Science
Taiwanese Researchers Use EEG to Identify Internet Addiction
A research team from Taiwan has developed a groundbreaking machine-learning model capable of analyzing electroencephalography (EEG) brain wave patterns to identify individuals with Internet addiction. The model achieves an impressive accuracy rate of 86 percent in distinguishing these individuals from healthy subjects, according to findings presented at a recent news conference.
The study, led by Huang Hsu-wen, an assistant investigator at the National Health Research Institutes’ National Center for Geriatrics and Welfare Research, highlights the limitations of traditional self-reported measures of addiction. Huang noted that the new method’s accuracy significantly surpasses those self-reported assessments, providing a more reliable means of diagnosis.

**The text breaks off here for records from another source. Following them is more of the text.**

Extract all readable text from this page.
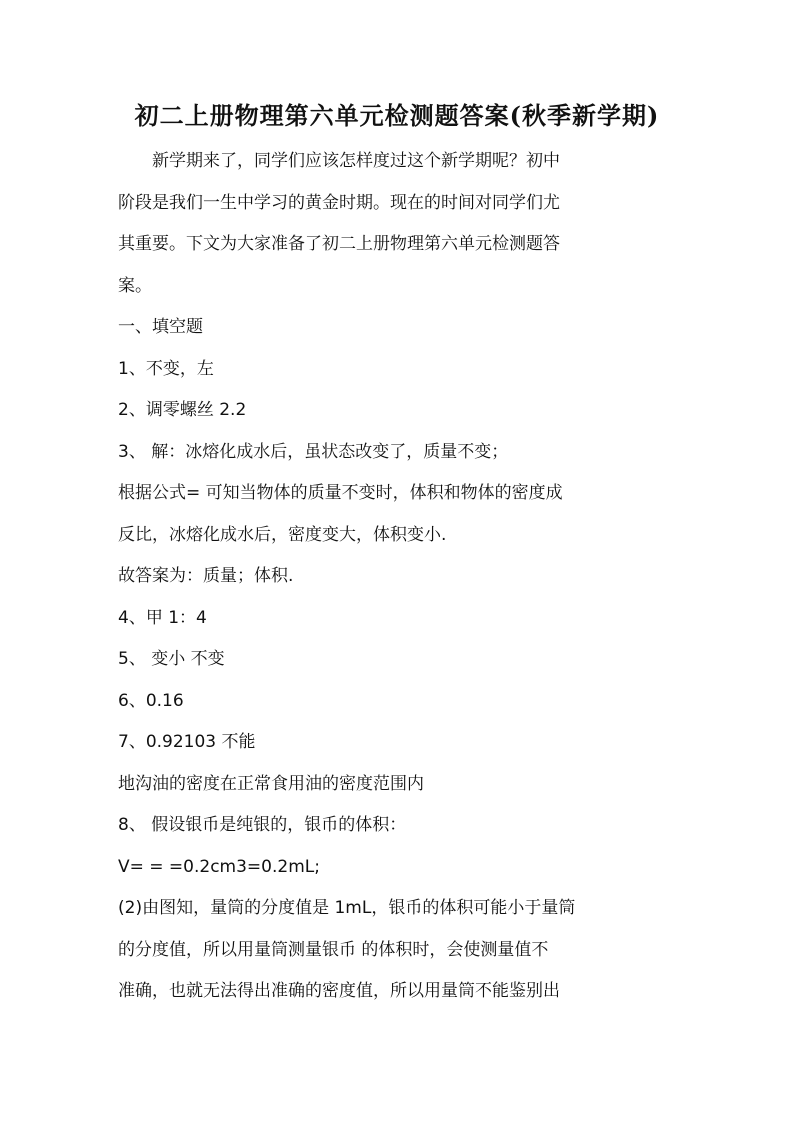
初二上册物理第六单元检测题答案(秋季新学期)
新学期来了，同学们应该怎样度过这个新学期呢？初中
阶段是我们一生中学习的黄金时期。现在的时间对同学们尤
其重要。下文为大家准备了初二上册物理第六单元检测题答
案。
一、填空题
1、不变，左
2、调零螺丝 2.2
3、 解：冰熔化成水后，虽状态改变了，质量不变；
根据公式= 可知当物体的质量不变时，体积和物体的密度成
反比，冰熔化成水后，密度变大，体积变小.
故答案为：质量；体积.
4、甲 1：4
5、 变小 不变
6、0.16
7、0.92103 不能
地沟油的密度在正常食用油的密度范围内
8、 假设银币是纯银的，银币的体积：
V= = =0.2cm3=0.2mL;
(2)由图知，量筒的分度值是 1mL，银币的体积可能小于量筒
的分度值，所以用量筒测量银币 的体积时，会使测量值不
准确，也就无法得出准确的密度值，所以用量筒不能鉴别出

Research Findings and Implications
In the study, the team analyzed resting-state EEG functional connectivity in 92 participants, including 42 diagnosed with Internet addiction and 50 healthy controls. The results revealed that individuals with Internet addiction exhibited higher levels of phase synchronization in their brain activity. Huang explained that this increased synchronization likely results from the disruption of neural systems involved in inhibitory and reward pathways.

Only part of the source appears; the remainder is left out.